Afin d’appréhender la complexe thématique de la sécurité au travail dans un environnement convivial et propice à la réflexion, PREVANTIS, avec le soutien du Cabinet BRL AVOCATS, organise les premières rencontres du droit social de l’hygiène et de la sécurité dans le cadre mythique du GRAND HOTEL de CABOURG.

Cette première édition portera principalement sur les volets opérationnels de la gestion juridique, administrative et financière des risques professionnels (AT-MP).

La journée du 17 octobre, animée par Olivier GARAND (Président de PREVANTIS), sera consacrée à la « GESTION OPERATIONNELLE DES TAUX DE COTISATIONS AT-MP ».

La matinée du 18 octobre, co-animée par Olivier GARAND et Maître Thomas HUMBERT (Avocat associé au sein du cabinet BRL AVOCATS), sera dédiée à l’actualité législative et jurisprudentielle de l’année via la présentation d’un « PANORAMA 2017 DU DROIT SOCIAL DE L’HYGIENE ET DE LA SECURITE ».
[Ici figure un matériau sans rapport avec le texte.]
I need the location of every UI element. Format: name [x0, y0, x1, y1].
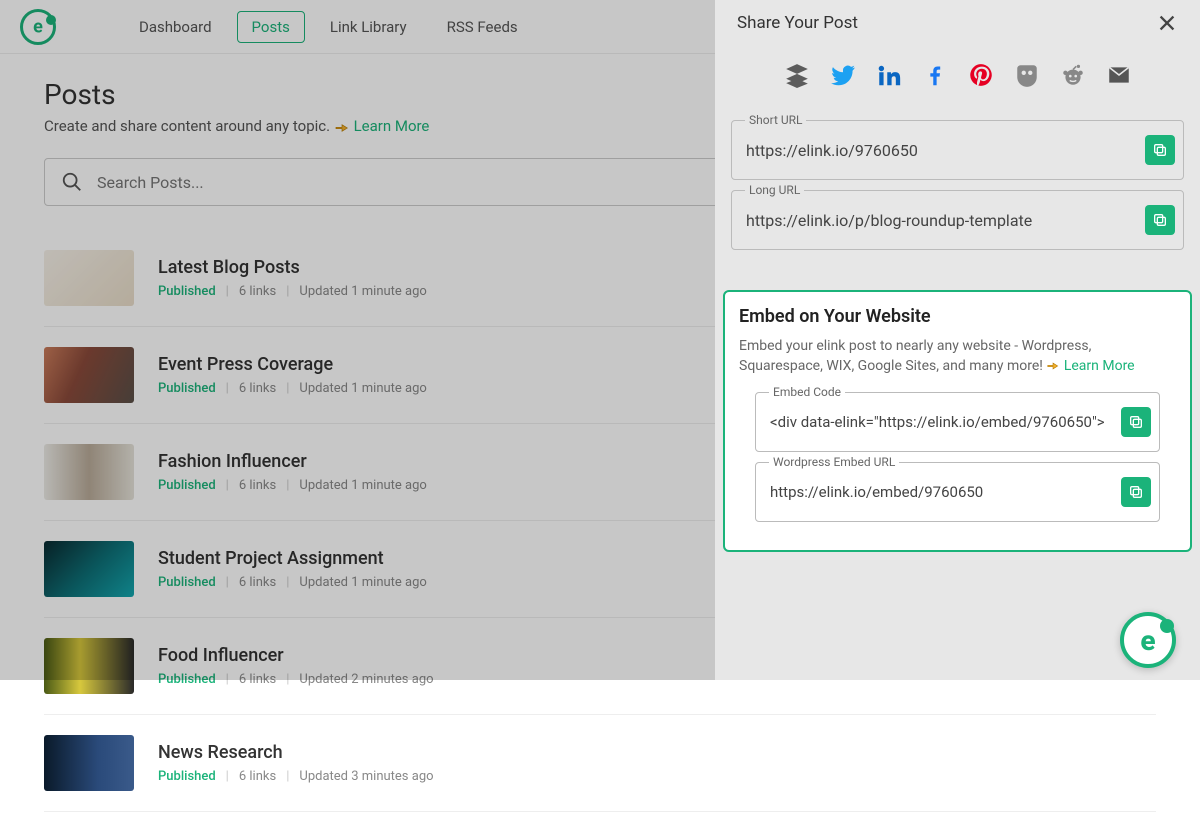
hootsuite-icon[interactable]	[1014, 62, 1040, 92]
share-panel: Share Your Post Short URL https://elink.…	[715, 0, 1200, 680]
post-status: Published	[158, 769, 216, 784]
embed-code-label: Embed Code	[769, 385, 845, 399]
copy-long-url-button[interactable]	[1145, 205, 1175, 235]
post-title: News Research	[158, 742, 1156, 763]
pointing-hand-icon	[1046, 358, 1060, 374]
embed-code-block: Embed Code <div data-elink="https://elin…	[755, 392, 1160, 452]
wp-url-value: https://elink.io/embed/9760650	[770, 483, 1111, 501]
copy-icon	[1128, 484, 1144, 500]
long-url-label: Long URL	[745, 183, 804, 197]
wp-url-block: Wordpress Embed URL https://elink.io/emb…	[755, 462, 1160, 522]
help-fab[interactable]: e	[1120, 612, 1176, 668]
embed-learn-more-link[interactable]: Learn More	[1064, 358, 1135, 374]
wp-url-label: Wordpress Embed URL	[769, 455, 899, 469]
reddit-icon[interactable]	[1060, 62, 1086, 92]
pinterest-icon[interactable]	[968, 62, 994, 92]
share-panel-title: Share Your Post	[737, 13, 858, 33]
post-body: News Research Published|6 links|Updated 3…	[158, 742, 1156, 784]
copy-icon	[1152, 142, 1168, 158]
embed-code-value: <div data-elink="https://elink.io/embed/…	[770, 413, 1111, 431]
linkedin-icon[interactable]	[876, 62, 902, 92]
copy-icon	[1128, 414, 1144, 430]
embed-card: Embed on Your Website Embed your elink p…	[723, 290, 1192, 552]
embed-desc-text: Embed your elink post to nearly any webs…	[739, 338, 1091, 374]
short-url-block: Short URL https://elink.io/9760650	[731, 120, 1184, 180]
post-links-count: 6 links	[239, 769, 276, 784]
short-url-value: https://elink.io/9760650	[746, 141, 1135, 160]
twitter-icon[interactable]	[830, 62, 856, 92]
post-thumbnail	[44, 735, 134, 791]
close-icon[interactable]	[1156, 12, 1178, 34]
copy-wp-url-button[interactable]	[1121, 477, 1151, 507]
embed-card-title: Embed on Your Website	[739, 306, 1176, 327]
facebook-icon[interactable]	[922, 62, 948, 92]
email-icon[interactable]	[1106, 62, 1132, 92]
post-updated: Updated 3 minutes ago	[299, 769, 433, 784]
buffer-icon[interactable]	[784, 62, 810, 92]
copy-icon	[1152, 212, 1168, 228]
long-url-value: https://elink.io/p/blog-roundup-template	[746, 211, 1135, 230]
copy-embed-code-button[interactable]	[1121, 407, 1151, 437]
share-panel-header: Share Your Post	[715, 0, 1200, 42]
post-row[interactable]: News Research Published|6 links|Updated 3…	[44, 715, 1156, 812]
post-meta: Published|6 links|Updated 3 minutes ago	[158, 769, 1156, 784]
social-icons-row	[715, 42, 1200, 110]
long-url-block: Long URL https://elink.io/p/blog-roundup…	[731, 190, 1184, 250]
short-url-label: Short URL	[745, 113, 806, 127]
embed-card-desc: Embed your elink post to nearly any webs…	[739, 337, 1176, 376]
copy-short-url-button[interactable]	[1145, 135, 1175, 165]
Les participants peuvent s’inscrire à l’intégralité du séminaire ou participer alternativement à l’une ou l’autre des sessions.

Les inscriptions sont en outre éligibles au budget formation.

Nous vous invitons à découvrir le détail du programme et des prestations des rencontres de Cabourg sur le site de l’événement.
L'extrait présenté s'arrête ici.